La pandémie a entraîné une restriction considérable du trafic aérien. Cela créé une variété de dysfonctionnements et problématiques économiques qui, mises bout à bout, explique la situation dans laquelle se trouve l'aéronautique aujourd'hui. En premier lieu, le transport aérien a perdu beaucoup de production. C’est un secteur qui comprend des coûts fixes très élevés. Lorsque le trafic baisse, ces coûts fixes demeurent. De surcroît, les vols longs courriers, principale source de revenu, n'ont, dans une large majorité, pas encore repris. Par voie de conséquence, la situation fragile des transporteurs aérien impacte ensuite les constructeurs d'avions et, donc, le secteur de l'aéronautique dans sa globalité.
Pour survivre à la crise, le secteur de l'aéronautique doit-il se réinventer notamment sur le plan environnemental ?

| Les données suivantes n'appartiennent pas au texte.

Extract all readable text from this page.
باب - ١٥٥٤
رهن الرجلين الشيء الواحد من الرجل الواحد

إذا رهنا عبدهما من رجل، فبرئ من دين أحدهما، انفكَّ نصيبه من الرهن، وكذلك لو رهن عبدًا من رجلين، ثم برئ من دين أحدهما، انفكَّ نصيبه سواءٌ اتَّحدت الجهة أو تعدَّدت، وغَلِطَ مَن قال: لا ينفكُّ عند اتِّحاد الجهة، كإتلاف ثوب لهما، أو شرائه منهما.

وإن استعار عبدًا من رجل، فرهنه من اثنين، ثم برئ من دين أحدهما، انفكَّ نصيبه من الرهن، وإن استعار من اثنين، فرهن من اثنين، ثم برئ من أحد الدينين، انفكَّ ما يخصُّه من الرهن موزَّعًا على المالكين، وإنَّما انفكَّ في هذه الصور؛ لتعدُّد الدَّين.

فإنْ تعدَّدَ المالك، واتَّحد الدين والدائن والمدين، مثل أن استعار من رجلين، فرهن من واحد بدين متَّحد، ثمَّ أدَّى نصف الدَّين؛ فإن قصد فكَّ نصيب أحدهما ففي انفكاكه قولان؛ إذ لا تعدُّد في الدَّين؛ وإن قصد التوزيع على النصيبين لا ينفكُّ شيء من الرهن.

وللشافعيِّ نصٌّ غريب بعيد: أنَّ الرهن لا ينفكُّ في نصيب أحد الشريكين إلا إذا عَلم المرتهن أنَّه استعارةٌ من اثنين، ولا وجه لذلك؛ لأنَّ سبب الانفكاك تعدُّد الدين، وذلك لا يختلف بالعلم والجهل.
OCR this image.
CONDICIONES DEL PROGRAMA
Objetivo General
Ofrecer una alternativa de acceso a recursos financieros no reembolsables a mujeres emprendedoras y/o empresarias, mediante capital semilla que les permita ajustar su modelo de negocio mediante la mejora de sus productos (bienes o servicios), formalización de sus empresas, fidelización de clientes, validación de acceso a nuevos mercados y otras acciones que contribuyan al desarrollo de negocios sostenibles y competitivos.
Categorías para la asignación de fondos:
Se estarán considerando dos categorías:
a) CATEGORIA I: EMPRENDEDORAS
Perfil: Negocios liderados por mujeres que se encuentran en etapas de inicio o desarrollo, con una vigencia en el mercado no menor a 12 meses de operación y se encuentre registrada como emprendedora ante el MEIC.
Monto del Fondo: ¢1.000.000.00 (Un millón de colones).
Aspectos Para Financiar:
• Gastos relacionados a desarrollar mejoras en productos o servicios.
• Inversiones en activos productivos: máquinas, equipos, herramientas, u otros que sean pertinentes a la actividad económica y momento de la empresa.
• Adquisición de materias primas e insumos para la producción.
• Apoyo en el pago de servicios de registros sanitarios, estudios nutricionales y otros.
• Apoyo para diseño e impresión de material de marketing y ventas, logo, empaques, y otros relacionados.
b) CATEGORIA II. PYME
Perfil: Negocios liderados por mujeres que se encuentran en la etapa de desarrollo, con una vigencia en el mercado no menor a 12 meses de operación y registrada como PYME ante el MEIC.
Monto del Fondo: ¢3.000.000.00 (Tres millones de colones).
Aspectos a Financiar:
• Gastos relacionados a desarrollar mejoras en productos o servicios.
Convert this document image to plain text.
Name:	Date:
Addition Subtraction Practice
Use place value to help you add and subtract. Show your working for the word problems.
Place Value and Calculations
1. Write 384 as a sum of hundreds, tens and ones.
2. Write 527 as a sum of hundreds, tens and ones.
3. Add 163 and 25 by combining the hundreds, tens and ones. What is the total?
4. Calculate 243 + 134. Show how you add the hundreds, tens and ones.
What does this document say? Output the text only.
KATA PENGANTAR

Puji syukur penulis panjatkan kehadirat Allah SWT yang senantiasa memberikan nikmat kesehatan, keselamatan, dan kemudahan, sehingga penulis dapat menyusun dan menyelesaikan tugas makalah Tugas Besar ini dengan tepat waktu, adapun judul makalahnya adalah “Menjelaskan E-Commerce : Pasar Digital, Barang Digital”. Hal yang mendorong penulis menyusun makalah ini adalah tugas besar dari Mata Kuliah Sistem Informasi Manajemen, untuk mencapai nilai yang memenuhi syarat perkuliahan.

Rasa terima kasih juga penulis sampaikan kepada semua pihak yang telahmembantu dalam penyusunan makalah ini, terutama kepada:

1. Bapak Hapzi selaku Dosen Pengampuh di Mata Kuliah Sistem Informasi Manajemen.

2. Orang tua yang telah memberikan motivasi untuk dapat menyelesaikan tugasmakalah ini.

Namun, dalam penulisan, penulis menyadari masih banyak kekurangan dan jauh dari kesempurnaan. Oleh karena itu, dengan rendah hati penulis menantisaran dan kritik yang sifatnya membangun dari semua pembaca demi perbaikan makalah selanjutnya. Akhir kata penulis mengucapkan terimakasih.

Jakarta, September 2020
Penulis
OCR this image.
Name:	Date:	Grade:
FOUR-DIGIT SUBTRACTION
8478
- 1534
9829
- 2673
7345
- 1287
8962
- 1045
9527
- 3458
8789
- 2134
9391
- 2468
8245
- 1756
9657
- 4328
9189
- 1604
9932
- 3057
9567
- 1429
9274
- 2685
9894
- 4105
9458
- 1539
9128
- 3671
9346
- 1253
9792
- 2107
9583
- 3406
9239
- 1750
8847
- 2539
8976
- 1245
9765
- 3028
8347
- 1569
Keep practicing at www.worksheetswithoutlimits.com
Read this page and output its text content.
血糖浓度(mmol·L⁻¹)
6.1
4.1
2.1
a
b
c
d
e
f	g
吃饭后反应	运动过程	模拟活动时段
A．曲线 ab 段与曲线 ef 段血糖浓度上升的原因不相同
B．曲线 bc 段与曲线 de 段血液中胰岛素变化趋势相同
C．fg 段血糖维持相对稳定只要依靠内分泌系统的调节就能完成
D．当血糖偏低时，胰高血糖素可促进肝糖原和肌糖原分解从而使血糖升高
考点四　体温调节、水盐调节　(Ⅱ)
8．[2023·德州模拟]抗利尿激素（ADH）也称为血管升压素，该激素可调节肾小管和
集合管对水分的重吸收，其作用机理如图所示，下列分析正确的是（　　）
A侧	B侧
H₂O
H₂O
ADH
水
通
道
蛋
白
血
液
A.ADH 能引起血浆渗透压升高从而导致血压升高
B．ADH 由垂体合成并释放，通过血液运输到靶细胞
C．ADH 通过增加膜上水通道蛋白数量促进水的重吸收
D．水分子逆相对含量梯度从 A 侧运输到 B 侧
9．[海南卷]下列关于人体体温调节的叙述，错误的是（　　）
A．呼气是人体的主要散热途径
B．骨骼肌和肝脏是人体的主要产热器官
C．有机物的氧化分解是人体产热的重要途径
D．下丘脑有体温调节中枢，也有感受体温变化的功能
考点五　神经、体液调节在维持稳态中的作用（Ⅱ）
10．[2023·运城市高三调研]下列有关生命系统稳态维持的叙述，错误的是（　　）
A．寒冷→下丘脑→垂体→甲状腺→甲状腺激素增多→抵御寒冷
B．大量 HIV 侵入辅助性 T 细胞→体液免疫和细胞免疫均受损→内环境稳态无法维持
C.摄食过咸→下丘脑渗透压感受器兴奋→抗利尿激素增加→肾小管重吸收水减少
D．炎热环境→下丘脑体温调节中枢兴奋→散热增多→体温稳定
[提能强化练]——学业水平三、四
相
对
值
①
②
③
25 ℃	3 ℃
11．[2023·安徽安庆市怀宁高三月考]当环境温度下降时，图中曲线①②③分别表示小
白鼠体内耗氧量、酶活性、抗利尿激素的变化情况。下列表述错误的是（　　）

Non je ne crois pas, outre mesure. En vérité, aujourd'hui les avions sont de moins en moins polluants. Les constructeurs ont fait des avancées considérables. Désormais, la consommation par tête n’excède pas celle d’une voiture (5/6 L aux 100 kms max), et le progrès va continuer. Non, pour l'après-Covid, je pense que tout l'enjeu réside dans un retour à une situation normalisée. Le transport aérien repose sur deux grands piliers : la confiance et la prévisibilité. S'ils ne sont pas réunis, les gens vont avoir tendance à moins utiliser ce mode de transport. En l’occurrence, la pandémie créé un climat d'imprévisibilité extrême, du fait de notre connaissance incomplète du virus, et sape la confiance des voyageurs. Il est donc surtout important de revenir à un contexte apaisé.